# How would I replace ceiling tiles with drywall on a ceiling that has no studs?



## weedelf (Feb 22, 2011)

The ceiling I want to replace has tiles and I want drywall instead. The only problem is, there's no stud's up there above the tiles, it's just insulation. If I were to strip the tiles and frame, the insulation would probably all fall out.

Here's an example I found of what ceiling tiles I'm talking about:
http://t0.gstatic.com/images?q=tbn:ANd9GcSg2p_CbFOha8WDa128h7Ftu18a2K9R_qSZmuHO-fAkbqcIlsA1

Would I need studs?
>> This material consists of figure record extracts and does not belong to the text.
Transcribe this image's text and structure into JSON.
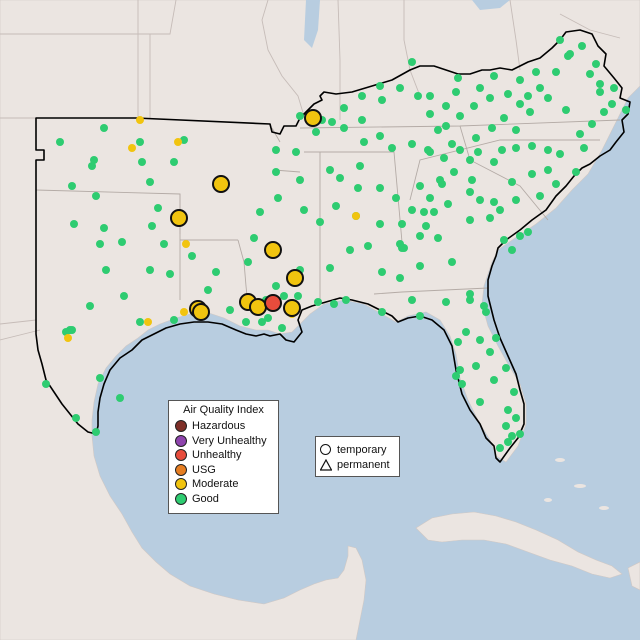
{
  "legend": {
    "title": "Air Quality Index",
    "items": [
      {
        "label": "Hazardous",
        "color": "#7e2f28"
      },
      {
        "label": "Very Unhealthy",
        "color": "#8e44ad"
      },
      {
        "label": "Unhealthy",
        "color": "#e74c3c"
      },
      {
        "label": "USG",
        "color": "#e67e22"
      },
      {
        "label": "Moderate",
        "color": "#f1c40f"
      },
      {
        "label": "Good",
        "color": "#2ecc71"
      }
    ]
  },
  "shape_legend": {
    "temporary": "temporary",
    "permanent": "permanent"
  },
  "colors": {
    "water": "#b8cde0",
    "land": "#ebe5e1",
    "state_border": "#c6bcb8",
    "region_outline": "#000000"
  },
  "stations": {
    "good_count": 230,
    "moderate_small_count": 9,
    "moderate_large_count": 11,
    "unhealthy_large_count": 1
  }
}
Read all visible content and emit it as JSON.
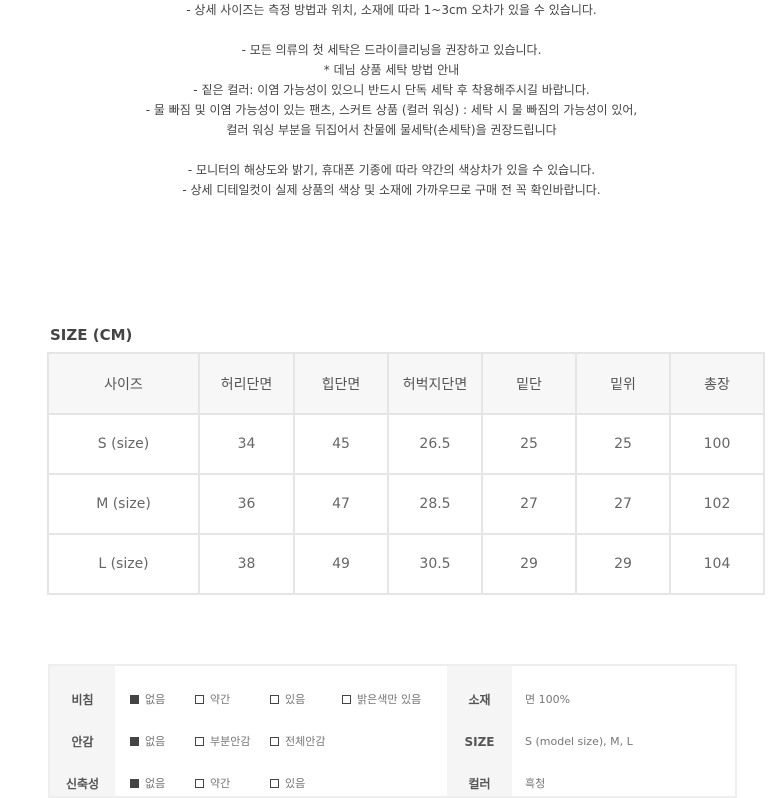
{
  "notes": [
    "- 상세 사이즈는 측정 방법과 위치, 소재에 따라 1~3cm 오차가 있을 수 있습니다.",
    "",
    "- 모든 의류의 첫 세탁은 드라이클리닝을 권장하고 있습니다.",
    "* 데님 상품 세탁 방법 안내",
    "- 짙은 컬러: 이염 가능성이 있으니 반드시 단독 세탁 후 착용해주시길 바랍니다.",
    "- 물 빠짐 및 이염 가능성이 있는 팬츠, 스커트 상품 (컬러 워싱) : 세탁 시 물 빠짐의 가능성이 있어,",
    "컬러 워싱 부분을 뒤집어서 찬물에 물세탁(손세탁)을 권장드립니다",
    "",
    "- 모니터의 해상도와 밝기, 휴대폰 기종에 따라 약간의 색상차가 있을 수 있습니다.",
    "- 상세 디테일컷이 실제 상품의 색상 및 소재에 가까우므로 구매 전 꼭 확인바랍니다."
  ],
  "size_title": "SIZE (CM)",
  "size_table": {
    "headers": [
      "사이즈",
      "허리단면",
      "힙단면",
      "허벅지단면",
      "밑단",
      "밑위",
      "총장"
    ],
    "rows": [
      [
        "S (size)",
        "34",
        "45",
        "26.5",
        "25",
        "25",
        "100"
      ],
      [
        "M (size)",
        "36",
        "47",
        "28.5",
        "27",
        "27",
        "102"
      ],
      [
        "L (size)",
        "38",
        "49",
        "30.5",
        "29",
        "29",
        "104"
      ]
    ]
  },
  "info": {
    "rows": [
      {
        "label": "비침",
        "options": [
          {
            "text": "없음",
            "checked": true
          },
          {
            "text": "약간",
            "checked": false
          },
          {
            "text": "있음",
            "checked": false
          },
          {
            "text": "밝은색만 있음",
            "checked": false
          }
        ],
        "key": "소재",
        "value": "면 100%"
      },
      {
        "label": "안감",
        "options": [
          {
            "text": "없음",
            "checked": true
          },
          {
            "text": "부분안감",
            "checked": false
          },
          {
            "text": "전체안감",
            "checked": false
          }
        ],
        "key": "SIZE",
        "value": "S (model size), M, L"
      },
      {
        "label": "신축성",
        "options": [
          {
            "text": "없음",
            "checked": true
          },
          {
            "text": "약간",
            "checked": false
          },
          {
            "text": "있음",
            "checked": false
          }
        ],
        "key": "컬러",
        "value": "흑청"
      }
    ]
  }
}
I'm assuming a big yes, if so, how would I add them? It's a 1 story house and I'm not sure how, or if I even CAN nail some studs to the ceiling so I can hang and nail in some drywall. I don't have access to areas up there either, it's pretty much the attic/roof and whoever added this part didn't really think thing's through too well when they added it.

It's a corner of the house room, there's wood/studs that surround the ceiling walls on all 4 sides, but I'm not sure how I would attached some studs to them other than just hanging them there...


----------



## nealtw (Feb 22, 2011)

You are talking about a drop ceiling. You would remove the hanging ceiling and replace  the perimiter with 2x6, 3 nails in each stud. install joist hangers 24" on center and drop in 2x6 joists. If the area above is more than 100 sq. ft. You will need and access hole  the hole is 22.5"x 28". 
Poly the underside of the joists with 6mil poly seal all joints and drywall ,leave 1/2 " lip around access hole for a piece of drywall to sit on. Your ready for insulation.


----------



## joecaption (Feb 24, 2011)

Is this a flat roof house? That's the only way I can see a single story house not having rafters for the ceiling.
What's the tiles hanging from?
Are these 12 X 12" tiles, or 2' X 2' or even 2' X 4'?


----------